Hoffman tells Pride Source the win was validating to his work as an HIV-positive artist who's been painting for almost 30 years in New York and Michigan.

"I moved to New York when I was 19 and stayed there until I was 40," he explains."I was HIV positive and became full-blown AIDS in 1992."

While in New York, he worked as director of advertising and public relations for fashion icon Bill Blass of Bill Blass Group, formerly known as Bill Blass Limited. There, he worked to pay the bills while also privately nurturing a desire to paint. And, in 1996, with a nudge from Blass, he decided to take his art seriously. 

"[Bill] said, 'Leave here' because he knew I wanted to paint, and he gave me the kick," Hoffman says. "And after that, I started painting, and I was involved in an organization called Visual AIDS and their archive project, which is focused on HIV-positive artists."

The organization allowed him to show and develop his work, which led to public recognition from magazines like Art in America. He says that recognition inspired him to continue with his career for four more years in New York. In 2000, he finally moved back to Michigan. 

"My first couple of years back was a big adjustment," he says. "I moved [to Lexington], and there's not really a gay community. That was tough, but then you kind of get into a groove."

Bryan Hoffman

That groove included meeting his partner Mark LaChey, falling in love and after "four or five" years in isolated Lexington moving to Pleasant Ridge in Oakland County. Then, in 2006, he found the Ruth Ellis Center, which had just opened in Highland Park. After hearing about the organization's mission to help LGBTQ+ youth, he says he knew he had to get involved in some way. 

"I pestered them each week to see if they were looking for volunteers," he says, chuckling. "They just got sick of me, and said, 'Just come in.' So, I was their one volunteer when they first started. And I just fell in love with everything about it".

In time, Hoffman leveraged the volunteer opportunity to a leadership position as board secretary. Looking back, he views this time in his life as pivotal for both his personal life and his artistic growth. 

"It's hard to explain the impact that had on me personally," he reflects. "It changed my work, my art and how I just approached life. The kids there changed my life. Along with people like Kofi [and others]. They nudged me into changing my art from being ironic to being [about] underrepresented people."

Hoffman took that nudge and developed a new project titled the "LGBTQ Portrait." The mission was to focus on LGBTQ+ youth, emphasis on the "T." Working with mainly acrylic while intermittently using graphite, color pencil and gold leaf, he explored his subjects and their identities. 

In his artist statement, Hoffman says he painted his subjects looking directly at the viewer and used circles "to provide a sense of order, chaos, or somewhere in between, depending on where the subject's life [was] at that moment in time." The technique, Hoffman hopes, forces the viewer to focus on the subject "without social cues."

His work with Durhal exemplifies this style. Hoffman says he met Durhal in 2006 and asked to paint her in 2019. 

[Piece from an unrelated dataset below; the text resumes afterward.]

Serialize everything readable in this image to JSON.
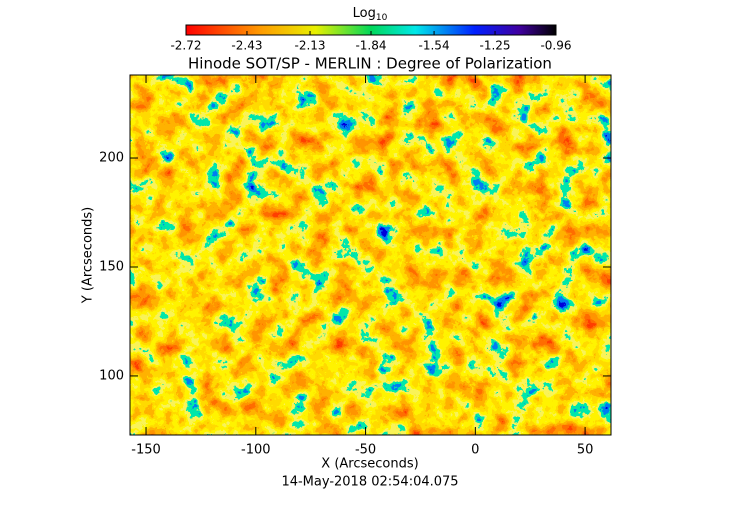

"I painted Kellie when she was coming into her own," he says, noting he chose to paint her looking left with dots settling onto the couch "because it showed the transition between going from a young person to a more responsible person."

After winning the Best of Show award from the Muskegon Museum of Art for his painting of Durhal, he sent her a percentage of his winnings. He says she was "thrilled." 

"I am overwhelmed with joy to find Bryan's portrait of me won Best in Show," Durhal tells Pride Source. "I never would have thought something from a pivotal point in my life [would] be on the main stage…I am honored to continue positive visibility of transfolk."